A la muerte de Maximiliano de Habsburgo inició la etapa republicana en nuestro país, es decir que la centralización del poder ya no recaería en una persona, sino ahora sería en tres poderes, a saber, el ejecutivo, el legislativo y el judicial.
Con esto surgió la necesidad de buscar una nueva soberanía, ahora se pretende que el pueblo ejerza esa soberanía, por lo que urgen nuevas leyes que definan y orienten el funcionamiento de los poderes y la forma de acceder a ellos.
Hasta el año 2000 podemos afirmar que existe un sistema claro y confiable de cómo se accede al poder, por lo que podemos afirmar que es un poder legítimo.
¿CUÁL ES SU FUNCIÓN?
Sobre el poder judicial, que ha sido un tema que el Presidente actual ha expuesto ante la opinión pública, con una reforma que busca cambiar la forma de elegir a los Ministros, es conveniente hacer una reflexión sobre su ser y el funcionamiento sobre su influencia en la vida pública del país.
El poder judicial “junto con el Ejecutivo y el Legislativo, es uno de los tres poderes públicos del Estado mexicano.
Se encarga de preservar el orden institucional establecido en la Constitución”.
En cumplimiento de esta tarea, el Poder Judicial Federal se encuentra facultado para interpretar las leyes e intervenir cuando una ley, acto u omisión de alguna autoridad vulnere los derechos humanos de las personas. Este poder está encabezado por la Suprema Corte de Justicia de la Nación (SCJN) y lo conforman los demás órganos judiciales, tribunales, juzgados y un órgano especializado en temas electorales.
El papel del poder judicial y en especial de la SCJN es muy relevante en la vida pública del país ya que “su principal función es vigilar que las leyes y actos de autoridad se apeguen a la Constitución y no vulneren los derechos humanos de las personas.
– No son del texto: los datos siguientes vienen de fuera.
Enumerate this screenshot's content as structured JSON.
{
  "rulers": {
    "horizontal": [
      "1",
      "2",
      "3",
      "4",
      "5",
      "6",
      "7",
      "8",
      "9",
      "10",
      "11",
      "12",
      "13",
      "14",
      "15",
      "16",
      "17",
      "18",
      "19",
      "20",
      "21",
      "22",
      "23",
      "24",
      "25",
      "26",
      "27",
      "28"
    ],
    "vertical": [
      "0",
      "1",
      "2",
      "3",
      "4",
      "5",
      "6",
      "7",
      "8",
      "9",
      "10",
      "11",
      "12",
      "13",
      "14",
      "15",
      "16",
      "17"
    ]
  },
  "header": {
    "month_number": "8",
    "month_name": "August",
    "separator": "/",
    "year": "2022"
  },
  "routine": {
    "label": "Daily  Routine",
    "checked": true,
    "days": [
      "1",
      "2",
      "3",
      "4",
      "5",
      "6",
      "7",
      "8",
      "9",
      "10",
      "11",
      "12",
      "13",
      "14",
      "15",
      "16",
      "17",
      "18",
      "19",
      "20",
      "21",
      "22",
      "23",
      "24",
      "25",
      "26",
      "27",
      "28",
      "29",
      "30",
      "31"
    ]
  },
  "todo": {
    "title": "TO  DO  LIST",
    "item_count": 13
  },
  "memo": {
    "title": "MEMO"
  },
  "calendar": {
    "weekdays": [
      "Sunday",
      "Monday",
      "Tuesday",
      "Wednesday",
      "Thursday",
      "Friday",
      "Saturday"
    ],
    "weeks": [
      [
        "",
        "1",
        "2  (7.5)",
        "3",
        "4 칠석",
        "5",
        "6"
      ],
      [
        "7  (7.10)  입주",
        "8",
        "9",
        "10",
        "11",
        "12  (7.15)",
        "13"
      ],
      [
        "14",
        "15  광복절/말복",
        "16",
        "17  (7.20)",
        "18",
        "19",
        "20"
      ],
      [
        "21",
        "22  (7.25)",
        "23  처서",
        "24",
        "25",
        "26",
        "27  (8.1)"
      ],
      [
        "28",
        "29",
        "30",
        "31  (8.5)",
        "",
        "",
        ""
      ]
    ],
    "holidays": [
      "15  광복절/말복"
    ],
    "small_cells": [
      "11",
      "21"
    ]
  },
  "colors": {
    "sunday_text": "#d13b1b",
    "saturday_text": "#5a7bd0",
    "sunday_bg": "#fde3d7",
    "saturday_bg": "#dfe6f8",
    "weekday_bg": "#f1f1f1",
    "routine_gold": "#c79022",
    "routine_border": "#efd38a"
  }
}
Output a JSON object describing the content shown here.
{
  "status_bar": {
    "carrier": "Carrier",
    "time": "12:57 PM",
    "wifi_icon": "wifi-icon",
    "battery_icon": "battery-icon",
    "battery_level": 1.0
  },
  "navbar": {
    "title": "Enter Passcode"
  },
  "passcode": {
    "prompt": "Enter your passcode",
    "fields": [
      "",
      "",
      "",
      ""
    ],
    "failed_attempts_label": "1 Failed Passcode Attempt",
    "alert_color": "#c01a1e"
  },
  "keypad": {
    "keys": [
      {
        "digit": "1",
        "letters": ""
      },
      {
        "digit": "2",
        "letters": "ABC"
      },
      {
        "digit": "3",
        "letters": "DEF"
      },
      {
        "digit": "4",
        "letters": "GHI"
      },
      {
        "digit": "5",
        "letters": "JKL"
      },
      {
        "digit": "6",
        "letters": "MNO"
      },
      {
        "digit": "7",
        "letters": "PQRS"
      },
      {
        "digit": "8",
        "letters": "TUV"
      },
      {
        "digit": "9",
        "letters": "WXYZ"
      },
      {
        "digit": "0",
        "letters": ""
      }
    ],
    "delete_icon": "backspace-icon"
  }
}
La Corte, en su

papel de guardiana de la Constitución, garantiza la separación de poderes, el principio democrático y los derechos fundamentales para beneficio de todas las personas que habitan el territorio nacional.” (www.scjn.org.mx)
¿SON O NO LEGÍTIMOS?
Según la reforma impulsada por el Presidente, se busca que los Ministros de la SCJN y algunos miembros de los órganos judiciales sean elegidos por voto popular con el argumento de que les falta legitimidad porque no son elegidos por el pueblo y por ende su trabajo no es en beneficio del pueblo.
Este argumento no es del todo real, si hablamos de que los ciudadanos eligen a sus representantes, ellos adquieren toda la legitimidad para tomar decisiones por el pueblo y si los que hicieron la Constitución vieron conveniente que los Ministros de la corte fueran elegidos por los representantes del pueblo, que fueron electos de manera legítima, participan de esa legitimidad a las personas que eligen para dicho cargo, que cabe decirlo requiere una especialización que no cualquier ciudadano tiene.
Por tanto, es un poder legítimo que participa de la legitimidad de quienes los eligen. La forma es sencilla, el Presidente manda una terna al Senado que elige a la persona más apta para ejercer las funciones de ministro de la SCJN.
En un sistema democrático la característica principal es el equilibrio del poder, los poderes se limitan unos a otros y se evitan los excesos, teniendo claro que el punto de convergencia es la Constitución que se convierte en el acuerdo común y por tanto es el cauce por el cual fluye el actuar de los poderes del Estado. Cuando un poder se extralimita, es decir va más allá de lo que le permiten las leyes, se rompe la armonía y surgen circunstancias que descomponen la vida del país en donde los ciudadanos son los más afectados.